Let's say I have a defaultdict
in the following form:
theta = defaultdict(float)
The key consists of a tuple of strings i.e. (label, word)
, and the associated value is the probability that the given word fits the given label (part of speech tagging).
For example, the word 'stand' could be a noun or a verb. So I could do something like:
theta[('NOUN', 'stand')] = 0.4
theta[('VERB', 'stand')] = 0.6
theta[('ADJ', 'stand')] = 0.0
and so on for the remaining parts of speech labels.
What I need to do is have the dictionary return a value of 1 by default if it is invoked with a word that it does not contain and the associated label is 'NOUN', and return 0 for all other associated labels. For example:
value = theta[('NOUN', 'wordthatdoesntexist')] # this should be 1
value = theta[('VERB', 'wordthatdoesntexist')] # this should be 0
How can I do this? Can I do it in the initialization step, using lambda? Or is there some other way?

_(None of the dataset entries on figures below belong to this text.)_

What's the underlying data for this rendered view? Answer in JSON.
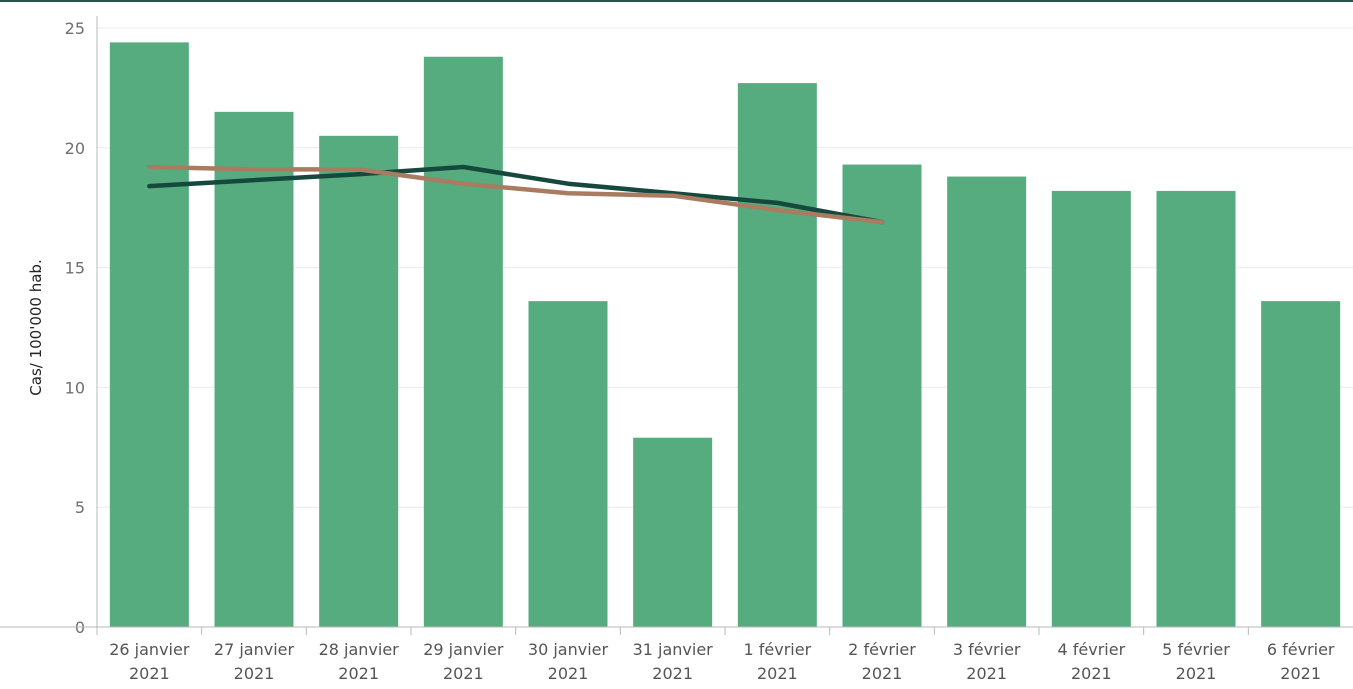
{
  "colors": {
    "top_rule": "#1f5a4a",
    "bar": "#56ab7f",
    "grid": "#ececec",
    "axis": "#b8b8b8",
    "series_colors": [
      "#16493d",
      "#a97c62"
    ]
  },
  "chart_data": {
    "type": "bar",
    "title": "",
    "xlabel": "",
    "ylabel": "Cas/ 100'000 hab.",
    "ylim": [
      0,
      25
    ],
    "yticks": [
      0,
      5,
      10,
      15,
      20,
      25
    ],
    "grid": true,
    "categories": [
      [
        "26 janvier",
        "2021"
      ],
      [
        "27 janvier",
        "2021"
      ],
      [
        "28 janvier",
        "2021"
      ],
      [
        "29 janvier",
        "2021"
      ],
      [
        "30 janvier",
        "2021"
      ],
      [
        "31 janvier",
        "2021"
      ],
      [
        "1 février",
        "2021"
      ],
      [
        "2 février",
        "2021"
      ],
      [
        "3 février",
        "2021"
      ],
      [
        "4 février",
        "2021"
      ],
      [
        "5 février",
        "2021"
      ],
      [
        "6 février",
        "2021"
      ]
    ],
    "values": [
      24.4,
      21.5,
      20.5,
      23.8,
      13.6,
      7.9,
      22.7,
      19.3,
      18.8,
      18.2,
      18.2,
      13.6
    ],
    "lines": [
      {
        "type": "line",
        "values": [
          18.4,
          null,
          18.9,
          19.2,
          18.5,
          18.1,
          17.7,
          16.9,
          null,
          null,
          null,
          null
        ]
      },
      {
        "type": "line",
        "values": [
          19.2,
          19.1,
          19.1,
          18.5,
          18.1,
          18.0,
          17.4,
          16.9,
          null,
          null,
          null,
          null
        ]
      }
    ]
  }
}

A defaultdict can't do that; the default factory doesn't have access to the key. You'd have to write your own dict subclass, using the __missing__
hook dicts look for when you try to access a missing key:
class SomeAppropriateName(dict):
def __init__(self, *args, **kwargs):
super().__init__(*args, **kwargs)
def __missing__(self, key):
val = 1.0 if key[0] == 'NOUN' else 0.0
# Uncomment the following line if you want to add the value to the dict
# self[key] = val
return val